Putin never entirely extinguished independent reporting in Russia; he marginalized it. He permitted some small liberal outlets to survive – and almost all the news media engage in preemptive self-censorship – while the Kremlin dominated television news, the source of information for most people. Whenever an organization or its owner challenged Putin, pried into forbidden areas or gained too large a following, the authorities neutered it, often by removing owners and editors. It happened to the NTV television network at the outset of Putin’s presidency, again at the Lenta.ru news site in 2014, and now it has happened to RBC.
Among other sensitive topics, RBC published detailed reports about the property holdings of the Russian Orthodox Church; about the existence of Russian soldiers in Ukraine; about corruption in the Ministry of Culture; and, perhaps most daringly, about the taboo subject of Putin’s family, including one of his daughters and the business dealings of her husband. More recently, RBC also covered the Panama Papers and involvement of Putin’s cronies in transfers of millions of dollars through offshore accounts. This seems to have hit a nerve.
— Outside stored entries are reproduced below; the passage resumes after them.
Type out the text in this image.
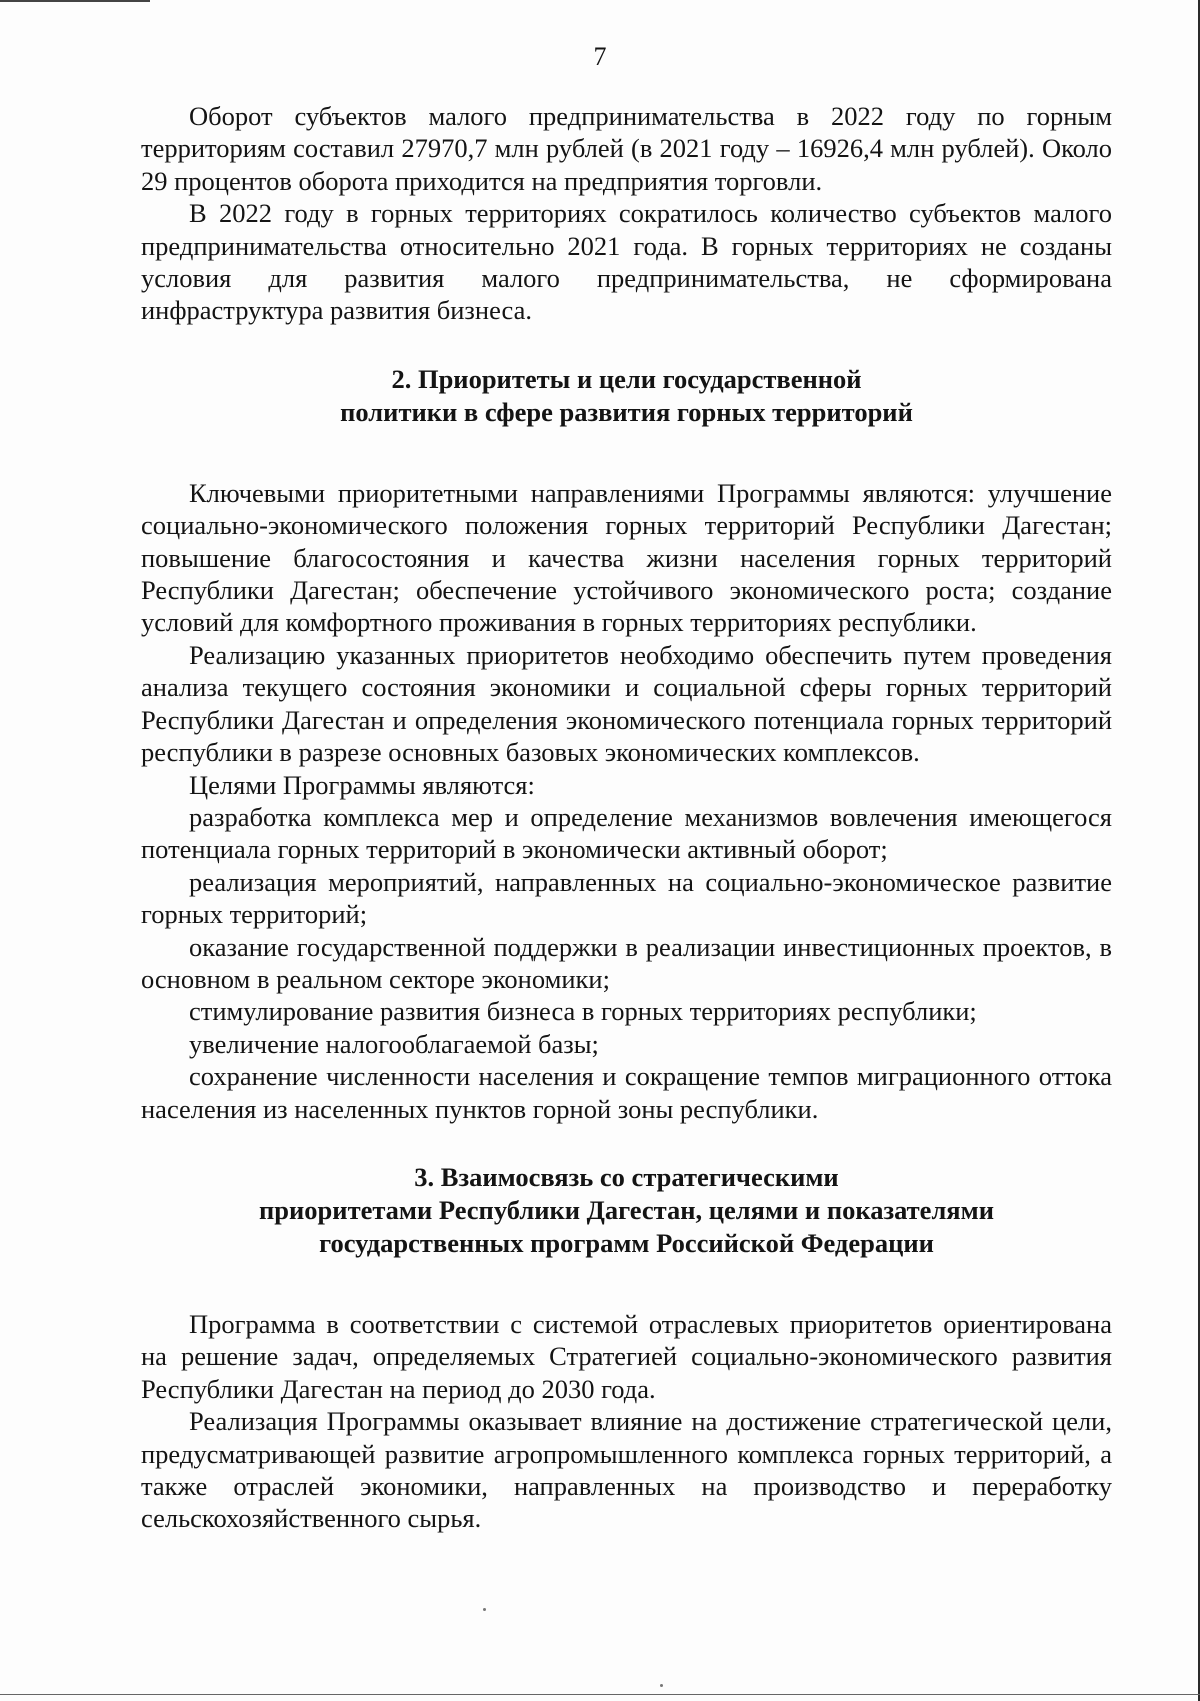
7

Оборот субъектов малого предпринимательства в 2022 году по горным территориям составил 27970,7 млн рублей (в 2021 году – 16926,4 млн рублей). Около 29 процентов оборота приходится на предприятия торговли.

В 2022 году в горных территориях сократилось количество субъектов малого предпринимательства относительно 2021 года. В горных территориях не созданы условия для развития малого предпринимательства, не сформирована инфраструктура развития бизнеса.

2. Приоритеты и цели государственной
политики в сфере развития горных территорий

Ключевыми приоритетными направлениями Программы являются: улучшение социально-экономического положения горных территорий Республики Дагестан; повышение благосостояния и качества жизни населения горных территорий Республики Дагестан; обеспечение устойчивого экономического роста; создание условий для комфортного проживания в горных территориях республики.

Реализацию указанных приоритетов необходимо обеспечить путем проведения анализа текущего состояния экономики и социальной сферы горных территорий Республики Дагестан и определения экономического потенциала горных территорий республики в разрезе основных базовых экономических комплексов.

Целями Программы являются:

разработка комплекса мер и определение механизмов вовлечения имеющегося потенциала горных территорий в экономически активный оборот;

реализация мероприятий, направленных на социально-экономическое развитие горных территорий;

оказание государственной поддержки в реализации инвестиционных проектов, в основном в реальном секторе экономики;

стимулирование развития бизнеса в горных территориях республики;

увеличение налогооблагаемой базы;

сохранение численности населения и сокращение темпов миграционного оттока населения из населенных пунктов горной зоны республики.

3. Взаимосвязь со стратегическими
приоритетами Республики Дагестан, целями и показателями
государственных программ Российской Федерации

Программа в соответствии с системой отраслевых приоритетов ориентирована на решение задач, определяемых Стратегией социально-экономического развития Республики Дагестан на период до 2030 года.

Реализация Программы оказывает влияние на достижение стратегической цели, предусматривающей развитие агропромышленного комплекса горных территорий, а также отраслей экономики, направленных на производство и переработку сельскохозяйственного сырья.
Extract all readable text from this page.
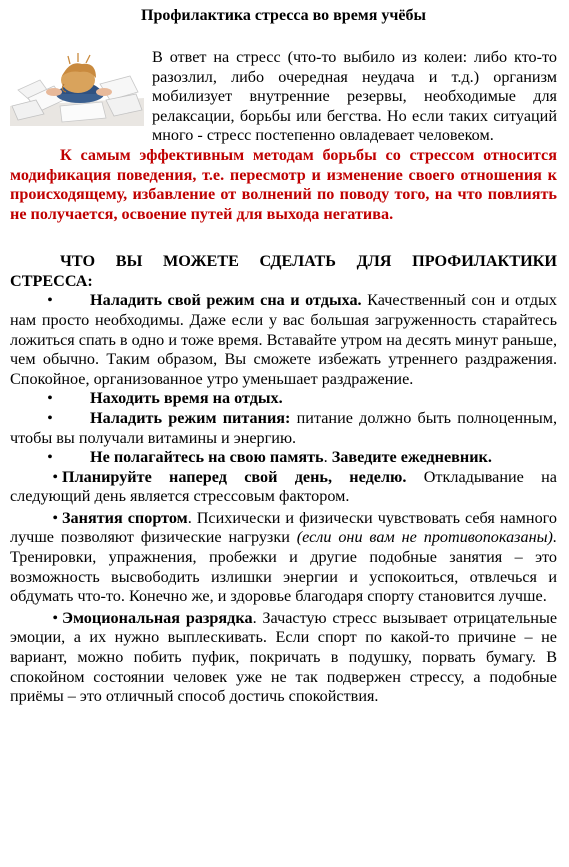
Профилактика стресса во время учёбы

В ответ на стресс (что-то выбило из колеи: либо кто-то разозлил, либо очередная неудача и т.д.) организм мобилизует внутренние резервы, необходимые для релаксации, борьбы или бегства. Но если таких ситуаций много - стресс постепенно овладевает человеком.

К самым эффективным методам борьбы со стрессом относится модификация поведения, т.е. пересмотр и изменение своего отношения к происходящему, избавление от волнений по поводу того, на что повлиять не получается, освоение путей для выхода негатива.

ЧТО ВЫ МОЖЕТЕ СДЕЛАТЬ ДЛЯ ПРОФИЛАКТИКИ СТРЕССА:

• Наладить свой режим сна и отдыха. Качественный сон и отдых нам просто необходимы. Даже если у вас большая загруженность старайтесь ложиться спать в одно и тоже время. Вставайте утром на десять минут раньше, чем обычно. Таким образом, Вы сможете избежать утреннего раздражения. Спокойное, организованное утро уменьшает раздражение.

• Находить время на отдых.

• Наладить режим питания: питание должно быть полноценным, чтобы вы получали витамины и энергию.

• Не полагайтесь на свою память. Заведите ежедневник.

• Планируйте наперед свой день, неделю. Откладывание на следующий день является стрессовым фактором.

• Занятия спортом. Психически и физически чувствовать себя намного лучше позволяют физические нагрузки (если они вам не противопоказаны). Тренировки, упражнения, пробежки и другие подобные занятия – это возможность высвободить излишки энергии и успокоиться, отвлечься и обдумать что-то. Конечно же, и здоровье благодаря спорту становится лучше.

• Эмоциональная разрядка. Зачастую стресс вызывает отрицательные эмоции, а их нужно выплескивать. Если спорт по какой-то причине – не вариант, можно побить пуфик, покричать в подушку, порвать бумагу. В спокойном состоянии человек уже не так подвержен стрессу, а подобные приёмы – это отличный способ достичь спокойствия.
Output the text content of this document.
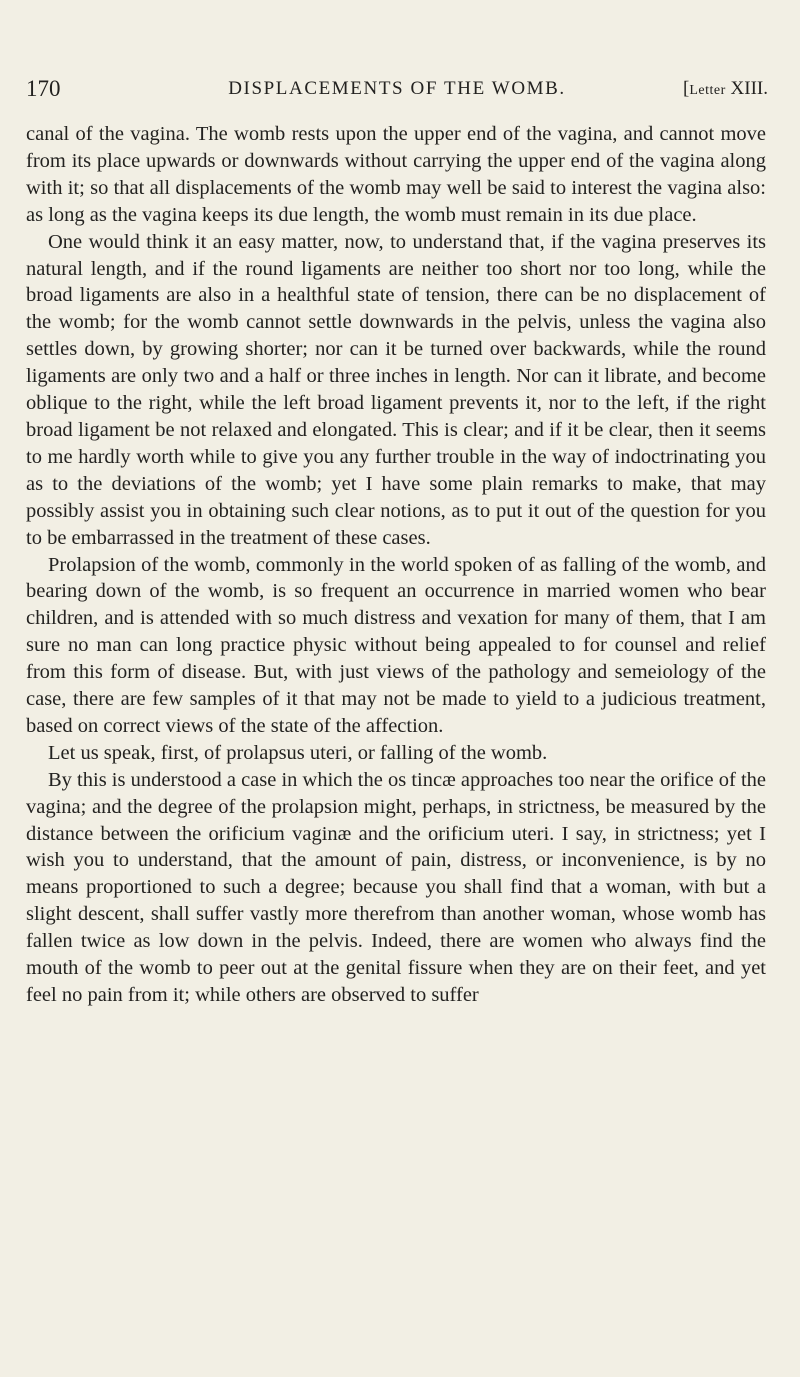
170	DISPLACEMENTS OF THE WOMB.	[Letter XIII.

canal of the vagina. The womb rests upon the upper end of the vagina, and cannot move from its place upwards or downwards without carrying the upper end of the vagina along with it; so that all displacements of the womb may well be said to interest the vagina also: as long as the vagina keeps its due length, the womb must remain in its due place.

One would think it an easy matter, now, to understand that, if the vagina preserves its natural length, and if the round ligaments are neither too short nor too long, while the broad ligaments are also in a healthful state of tension, there can be no displacement of the womb; for the womb cannot settle downwards in the pelvis, unless the vagina also settles down, by growing shorter; nor can it be turned over backwards, while the round ligaments are only two and a half or three inches in length. Nor can it librate, and become oblique to the right, while the left broad ligament prevents it, nor to the left, if the right broad ligament be not relaxed and elongated. This is clear; and if it be clear, then it seems to me hardly worth while to give you any further trouble in the way of indoctrinating you as to the deviations of the womb; yet I have some plain remarks to make, that may possibly assist you in obtaining such clear notions, as to put it out of the question for you to be embarrassed in the treatment of these cases.

Prolapsion of the womb, commonly in the world spoken of as falling of the womb, and bearing down of the womb, is so frequent an occurrence in married women who bear children, and is attended with so much distress and vexation for many of them, that I am sure no man can long practice physic without being appealed to for counsel and relief from this form of disease. But, with just views of the pathology and semeiology of the case, there are few samples of it that may not be made to yield to a judicious treatment, based on correct views of the state of the affection.

Let us speak, first, of prolapsus uteri, or falling of the womb.

By this is understood a case in which the os tincæ approaches too near the orifice of the vagina; and the degree of the prolapsion might, perhaps, in strictness, be measured by the distance between the orificium vaginæ and the orificium uteri. I say, in strictness; yet I wish you to understand, that the amount of pain, distress, or inconvenience, is by no means proportioned to such a degree; because you shall find that a woman, with but a slight descent, shall suffer vastly more therefrom than another woman, whose womb has fallen twice as low down in the pelvis. Indeed, there are women who always find the mouth of the womb to peer out at the genital fissure when they are on their feet, and yet feel no pain from it; while others are observed to suffer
Dmitry Kiselyov, the host of a Sunday night television show, a fierce anti-American commentator and a Putin defender, held up a copy of RBC’s newspaper carrying a story on the Panama Papers leak during a broadcast and attacked RBC’s journalists for being clandestine “assistants” of the United States.
Putin’s goons use violence to suppress opposition voices. In the latest example, a group of pro-Kremlin Cossacks physically assaulted anti- corruption activist Alexei Navalny and his supporters; six were injured, and one hospitalized. Putin’s style is to target his foes, one at a time. But the tangible impact is fear. As Lev Gudkov of the Levada Center has put it, Putin has left the political sphere “sterilized,” with nothing that will allow people to debate social problems publicly.
Putin has taken the illiberal road to authoritarianism, even though he once pledged to “unconditionally” defend Russia’s nascent democracy. Instead, he constructed a cult of personality. It is a hollow pedestal upon which to stake the future of Russia.